The research by Survation also found that 67 per cent of voters believe that fox hunting should not be made legal in Britain. 

It added that nearly half of all voters are “less likely” to vote for candidates who want to make fox hunting legal once more while a further third – or 27 per cent - responded “much less likely”. Just 3 per cent said they are “much more likely” to vote for candidates advocating fox hunting. 

It comes after Theresa May said on the campaign trail that she had always been personally in favour of fox hunting and will maintain the party’s commitment to allow a free vote on the contentious issue. 

Tory Lord Mancroft, chairman of the Council of Hunting Associations, said a sizeable majority for Ms May could usher in a new era for fox hunting and a vote on the issue could be scheduled for as early as this year. 

The Conservative manifesto – published earlier this month – added: “We will grant a free vote, on a government bill in government time, to give Parliament the opportunity to decide the future of the Hunting Act.” 

Commenting on the results Eduardo Gonclaves, the chief executive of the League Against Cruel Sports, said: “The numbers speak for themselves.
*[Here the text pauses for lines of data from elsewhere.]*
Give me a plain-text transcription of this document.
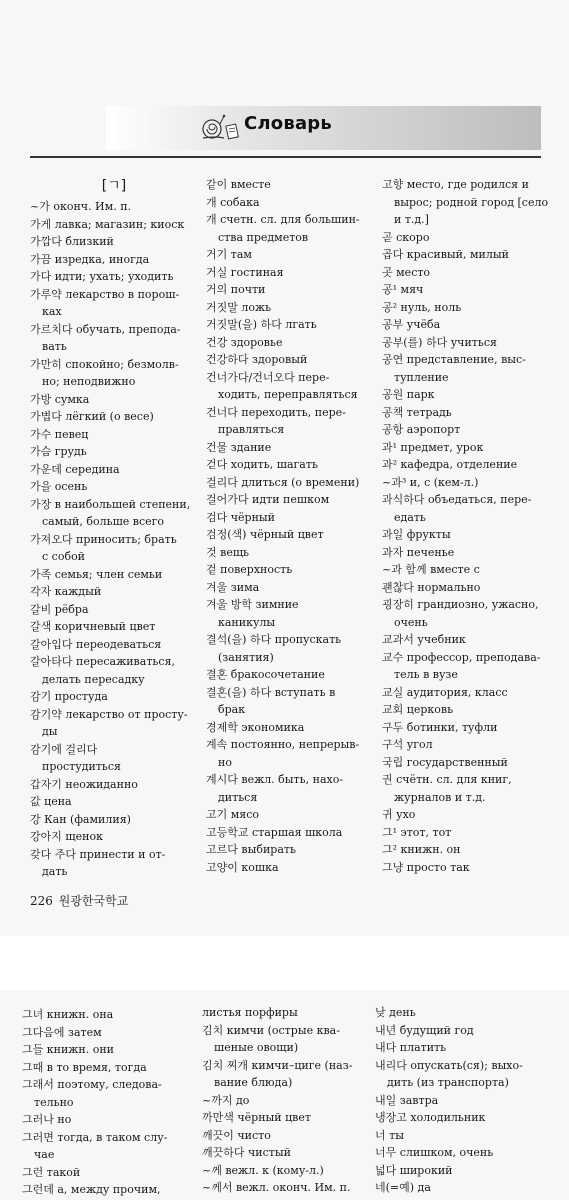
Словарь
[ㄱ]
~가 оконч. Им. п.
가게 лавка; магазин; киоск
가깝다 близкий
가끔 изредка, иногда
가다 идти; ухать; уходить
가루약 лекарство в порош-
ках
가르치다 обучать, преподa-
вать
가만히 спокойно; безмолв-
но; неподвижно
가방 сумка
가볍다 лёгкий (о весе)
가수 певец
가슴 грудь
가운데 середина
가을 осень
가장 в наибольшей степени,
самый, больше всего
가져오다 приносить; брать
с собой
가족 семья; член семьи
각자 каждый
갈비 рёбра
갈색 коричневый цвет
갈아입다 переодеваться
갈아타다 пересаживаться,
делать пересадку
감기 простуда
감기약 лекарство от просту-
ды
감기에 걸리다
простудиться
갑자기 неожиданно
값 цена
강 Кан (фамилия)
강아지 щенок
갖다 주다 принести и от-
дать
같이 вместе
개 собака
개 счетн. сл. для большин-
ства предметов
거기 там
거실 гостиная
거의 почти
거짓말 ложь
거짓말(을) 하다 лгать
건강 здоровье
건강하다 здоровый
건너가다/건너오다 пере-
ходить, переправляться
건너다 переходить, пере-
правляться
건물 здание
걷다 ходить, шагать
걸리다 длиться (о времени)
걸어가다 идти пешком
검다 чёрный
검정(색) чёрный цвет
것 вещь
겉 поверхность
겨울 зима
겨울 방학 зимние
каникулы
결석(을) 하다 пропускать
(занятия)
결혼 бракосочетание
결혼(을) 하다 вступать в
брак
경제학 экономика
계속 постоянно, непрерыв-
но
계시다 вежл. быть, нахо-
диться
고기 мясо
고등학교 старшая школа
고르다 выбирать
고양이 кошка
고향 место, где родился и
вырос; родной город [село
и т.д.]
곧 скоро
곱다 красивый, милый
곳 место
공¹ мяч
공² нуль, ноль
공부 учёба
공부(를) 하다 учиться
공연 представление, выс-
тупление
공원 парк
공책 тетрадь
공항 аэропорт
과¹ предмет, урок
과² кафедра, отделение
~과³ и, с (кем-л.)
과식하다 объедаться, пере-
едать
과일 фрукты
과자 печенье
~과 함께 вместе с
괜찮다 нормально
굉장히 грандиозно, ужасно,
очень
교과서 учебник
교수 профессор, преподава-
тель в вузе
교실 аудитория, класс
교회 церковь
구두 ботинки, туфли
구석 угол
국립 государственный
권 счётн. сл. для книг,
журналов и т.д.
귀 ухо
그¹ этот, тот
그² книжн. он
그냥 просто так
226 원광한국학교
그녀 книжн. она
그다음에 затем
그들 книжн. они
그때 в то время, тогда
그래서 поэтому, следова-
тельно
그러나 но
그러면 тогда, в таком слу-
чае
그런 такой
그런데 а, между прочим,
листья порфиры
김치 кимчи (острые ква-
шеные овощи)
김치 찌개 кимчи–циге (наз-
вание блюда)
~까지 до
까만색 чёрный цвет
깨끗이 чисто
깨끗하다 чистый
~께 вежл. к (кому-л.)
~께서 вежл. оконч. Им. п.
낮 день
내년 будущий год
내다 платить
내리다 опускать(ся); выхо-
дить (из транспорта)
내일 завтра
냉장고 холодильник
너 ты
너무 слишком, очень
넓다 широкий
네(=예) да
Hunting has become one of the big issues in this election, and it is now clear that it is an extremely toxic one for any pro-hunt candidate. 

“Looking at these figures, those candidates might just find themselves on the losing end on election night.

“This is an issue the public feel very passionate about and, as today’s polling indicates, it can and will swing votes in many of the constituencies that will ultimately decide this election.

"Fox hunting has been made an election issue in a way that has never happened before, and as a result many marginal seats are potentially back in play.”